Learners must not have to advance to higher learning institutions to encounter digital learning or to gain skills for the workplace and navigating the digital era.

Jane Bozarth, Director of Research, The e-Learning Guild summed up the digital quandary as follows: “We complain that learners want to be spoon-fed, but then we won’t let them hold the spoon.”

Of course, this is easier said than done. Implementing a digital agenda faces the challenges of lack of dependable access to electricity, the internet and well-trained and supported teachers to teach digital skills. Not to mention that the very availability of affordable devices with which learners (and teachers) can access digital skills is severely limited.

Nevertheless, with urgency, the government and ministry of education must formulate national digital learning models that accommodate wherever learners are in terms of skills and context i.e. learners must be able to gain literacy and digital skills regardless of whether they come from a background where they have regularly encountered digital devices before.

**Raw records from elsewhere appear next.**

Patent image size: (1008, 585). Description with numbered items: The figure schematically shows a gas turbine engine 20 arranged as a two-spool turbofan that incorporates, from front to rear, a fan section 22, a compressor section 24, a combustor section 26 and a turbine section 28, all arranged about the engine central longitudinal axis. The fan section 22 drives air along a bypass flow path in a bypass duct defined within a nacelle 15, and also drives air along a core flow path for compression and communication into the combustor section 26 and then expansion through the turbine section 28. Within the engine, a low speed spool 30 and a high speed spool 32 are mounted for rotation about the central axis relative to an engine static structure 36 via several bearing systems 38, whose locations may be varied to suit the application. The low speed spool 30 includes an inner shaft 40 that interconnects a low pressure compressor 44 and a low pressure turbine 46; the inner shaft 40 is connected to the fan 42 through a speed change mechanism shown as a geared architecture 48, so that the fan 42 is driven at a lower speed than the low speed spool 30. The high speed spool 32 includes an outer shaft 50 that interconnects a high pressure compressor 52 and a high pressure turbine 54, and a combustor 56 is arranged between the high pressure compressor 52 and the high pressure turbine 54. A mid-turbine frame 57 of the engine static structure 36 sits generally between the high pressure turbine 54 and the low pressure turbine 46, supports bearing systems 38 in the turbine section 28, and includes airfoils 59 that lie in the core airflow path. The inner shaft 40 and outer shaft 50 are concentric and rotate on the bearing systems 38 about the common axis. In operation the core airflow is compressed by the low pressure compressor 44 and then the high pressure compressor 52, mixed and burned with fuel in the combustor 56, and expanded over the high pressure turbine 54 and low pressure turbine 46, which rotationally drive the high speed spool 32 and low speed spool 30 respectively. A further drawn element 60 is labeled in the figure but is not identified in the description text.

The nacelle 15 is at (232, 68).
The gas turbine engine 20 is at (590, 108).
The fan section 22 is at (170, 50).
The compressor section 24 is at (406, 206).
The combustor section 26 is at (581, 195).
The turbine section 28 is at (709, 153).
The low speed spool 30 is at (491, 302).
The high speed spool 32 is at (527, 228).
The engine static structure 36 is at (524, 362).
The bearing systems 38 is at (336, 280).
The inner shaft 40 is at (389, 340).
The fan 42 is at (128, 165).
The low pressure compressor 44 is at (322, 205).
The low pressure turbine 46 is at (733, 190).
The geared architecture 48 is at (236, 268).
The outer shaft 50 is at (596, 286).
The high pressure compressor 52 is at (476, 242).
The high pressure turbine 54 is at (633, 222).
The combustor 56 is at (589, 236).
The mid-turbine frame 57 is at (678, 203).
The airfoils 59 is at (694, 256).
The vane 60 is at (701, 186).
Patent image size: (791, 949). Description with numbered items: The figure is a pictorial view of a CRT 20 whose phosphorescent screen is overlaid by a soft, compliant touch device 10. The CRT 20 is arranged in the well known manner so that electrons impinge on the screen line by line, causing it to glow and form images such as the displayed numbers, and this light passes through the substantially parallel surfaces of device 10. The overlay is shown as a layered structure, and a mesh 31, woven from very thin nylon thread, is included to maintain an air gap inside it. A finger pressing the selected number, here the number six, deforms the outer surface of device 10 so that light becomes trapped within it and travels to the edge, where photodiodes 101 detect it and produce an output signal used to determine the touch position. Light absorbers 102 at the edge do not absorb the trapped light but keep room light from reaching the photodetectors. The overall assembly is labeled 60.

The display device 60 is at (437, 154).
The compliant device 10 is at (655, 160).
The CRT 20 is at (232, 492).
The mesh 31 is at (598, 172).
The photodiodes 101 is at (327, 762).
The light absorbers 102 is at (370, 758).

In addition, this digital learning framework should look to flagship projects from other stakeholders in the education sector to scale their measures to the national level. In this way, some of the challenges of implementing a nationwide digital agenda for students can be mitigated.

For instance, when it comes to digitising curricula and lessons in a user-friendly, easily digestible and easily accessible technological format using the projector model approach where learners can watch and listen while their teachers facilitate and guide them through the process, the government can look to CSEC’s EduTech in Education Project piloted in Lilongwe and Mzimba districts.

When it comes to a more hands-off approach designed for children to work through on their own and at their own pace, with minimal adult supervision, the government can look to the Unlocking Talent in Malawi initiative by VSO Malawi, in partnership with Onebillion (non-profit software development) which focuses on marginalised groups across all education districts, directly benefiting Standard 1 and 2 learners, out of school youths and children with special needs, in-service and pre-service teachers, Teacher Training College lecturers, and Primary Education Advisors. The same project can be looked to by the government when considering how to circumvent low electricity availability by using cost-effective solar-powered Learning Centres.

Indeed, the insights and successes of these and other flagship digital learning projects must be utilised and leveraged by the government to formulate a contextually appropriate digital education framework for the learners in Malawi.

Collectively, we must deter the simultaneously ongoing and incoming education crisis by building the literacy of students and equipping them for the digital era.